A Small Dose of Humanityby Kelly Petrich on July 19, 2012
Recently, I’ve noticed an interesting change in the people around me. People, including strangers, have become especially nice. The women smile and nod and many approach me to chat. The men are downright chivalrous, reaching to open doors and help with my grocery bags. Almost everyone — regardless of their gender, age or background — appear to grow a little bit softer when they see me, as if my image stirs them out of their daily grind for a brief, sweet second.
What is this magical power I’ve suddenly gained? It appears to emanate from my very large belly. I’m pregnant. Very pregnant, in fact, and my belly sticks out straight like an extra-large basketball tucked under my shirt.
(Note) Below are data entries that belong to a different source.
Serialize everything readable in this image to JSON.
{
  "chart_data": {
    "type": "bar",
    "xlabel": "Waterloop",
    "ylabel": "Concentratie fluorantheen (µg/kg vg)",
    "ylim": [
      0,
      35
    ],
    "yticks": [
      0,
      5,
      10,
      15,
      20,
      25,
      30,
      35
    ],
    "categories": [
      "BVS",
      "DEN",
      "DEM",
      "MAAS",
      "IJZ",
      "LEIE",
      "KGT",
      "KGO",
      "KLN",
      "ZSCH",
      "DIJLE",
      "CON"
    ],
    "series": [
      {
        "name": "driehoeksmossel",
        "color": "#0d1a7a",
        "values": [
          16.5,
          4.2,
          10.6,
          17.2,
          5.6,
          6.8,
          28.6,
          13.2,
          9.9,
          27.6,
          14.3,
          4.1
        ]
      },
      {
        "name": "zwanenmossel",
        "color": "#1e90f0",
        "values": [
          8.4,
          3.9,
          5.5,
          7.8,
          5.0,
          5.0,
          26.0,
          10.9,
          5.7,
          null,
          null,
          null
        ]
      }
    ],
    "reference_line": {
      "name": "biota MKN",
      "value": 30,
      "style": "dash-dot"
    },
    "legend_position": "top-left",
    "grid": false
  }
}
Of all of the wonder and joy (and challenges) that have come along with this nine-month journey, one especially interesting aspect has been the reactions of others. It’s been both surprising and beautiful to see people connect with a more emotional side of themselves and be so willing to share this with me, a complete stranger.
I can’t help but wonder how could I bottle this magic? It seems like our world – from our businesses to our civic and political relationships and discourse – could use a small dose of humanity. It can certainly occur via meaningful life experiences and even social and business campaigns.
One that comes to mind is the Olympics. It stirs a sense of pride and honor and connects us to age-old stories of human perseverance and triumph. In the context of this global competition, many people are willing to rally behind their countries and even bridge differences with perceived adversaries. In a merging of the Olympic spirit and my current mommy-focused self, this commercial from Proctor & Gamble celebrating the mothers behind athletes speaks to me about the love, emotion and human drive for excellence embodied in these experiences.
I might also consider the 1980s AT&T advertisement, “Reach Out and Touch Someone” as an example of a business campaign that successfully infused a good dose of humanity. During a time before constant mobile and internet connections, it reminded us that connecting with the people we love can be one of our greatest joys. (Full disclosure that AT&T is one of our clients and that as a hormonal, pregnant lady, these commercials still make me cry!)
Even as our culture and media often avoids focusing on the more emotional or gritty subjects of life, it seems that these are the experiences that slice through the noise. These are the things, much like my extraordinarily pregnant self, that remind us that under all the trappings of modern life and past the economic, religious, political, and social issues that divide us, we are all, in fact, still human.